It's a problem because I say so.
"We've got trouble, right here in River City." -- The Music Man
We hear a lot of warning talk about a dangerously high national debt, and because it's so high it's essential that the country use austere measures to reduce it. Let's take a look at some numbers.
Using a ratio of debt to GDP is one way to measure the significance of a nation's debt, and whether it's a problem. In the U.S., the ratio has risen from 35 percent in 2000 to 60 percent in 2009, and now is heading towards 75 percent. Is this a problem? During a recession, no, because government borrows to stimulate the economy for the benefit of its citizens.
Meanwhile, other countries have even higher ratios of debt to GDP. The ratio in Canada, for example, is 84 percent. In France, 86 percent; Germany, 82 percent; and the UK, 86 percent. Throughout the European Union, the number is 82 percent, even as the recommended ratio is 60 percent, according to Eurostat, which deals with data for Europe. Some nations, admittedly those with serious fiscal issues, have even higher ratios. Ireland's debt to GDP ratio is 108 percent; Greece posts a 165 percent mark; and Japan, a soaring 208 percent. Spain, however, has a debt to GDP ratio of 69 percent, below that of the U.S. Booming China reports a ratio of just 43 percent, while Mexico lists 37 percent.

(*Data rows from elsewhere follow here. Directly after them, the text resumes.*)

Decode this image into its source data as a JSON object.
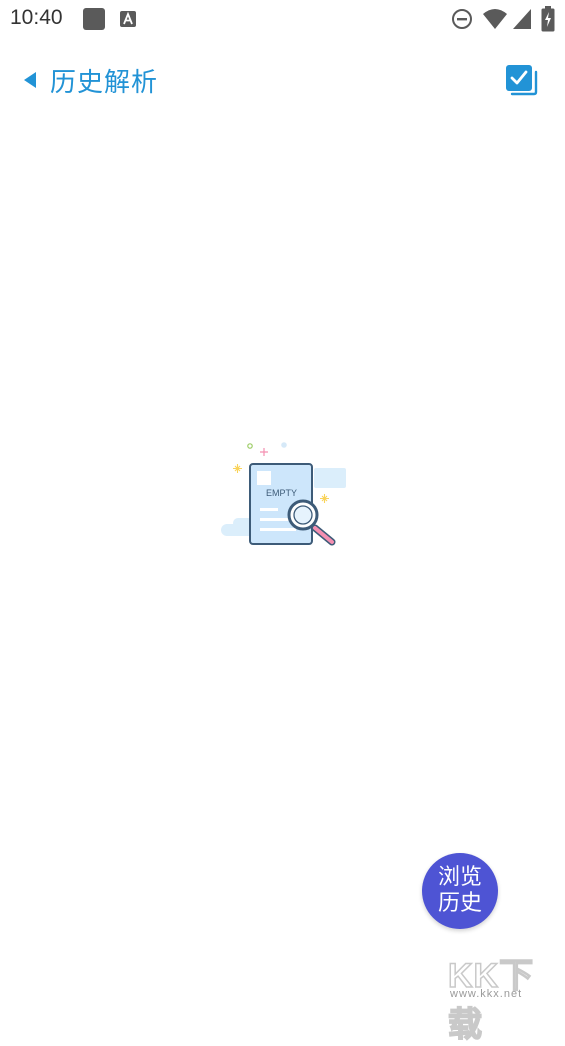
{
  "status_bar": {
    "time": "10:40",
    "left_icons": [
      "app-square-icon",
      "text-a-icon"
    ],
    "right_icons": [
      "do-not-disturb-icon",
      "wifi-icon",
      "signal-icon",
      "battery-charging-icon"
    ]
  },
  "header": {
    "title": "历史解析",
    "back_icon": "back-arrow-icon",
    "action_icon": "multi-select-checkbox-icon",
    "accent_color": "#2293d6"
  },
  "empty_state": {
    "illustration_text": "EMPTY"
  },
  "fab": {
    "line1": "浏览",
    "line2": "历史",
    "color": "#4e54d4"
  },
  "watermark": {
    "main": "KK下载",
    "url": "www.kkx.net"
  }
}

(Statistics are gathered by Eurostat and the CIA, and are posted on the Wikipedia web site.)
Given that wide a range of numbers in major nations, from 37 percent in Mexico to more than 200 percent in Japan, why all the fuss? Does it mean that America is about to topple under the weight of its debt, even though healthy Germany owes more, relative to its output, than the U.S.? Or that Japan, which owes twice as much as it produces, is about to fall apart? And does it mean that Mexico, which is in debt to the tune of only 37 percent of its GDP, is healthy?
Think on it. There are too many other factors involved for any one data point to be as significant as some politicians claim.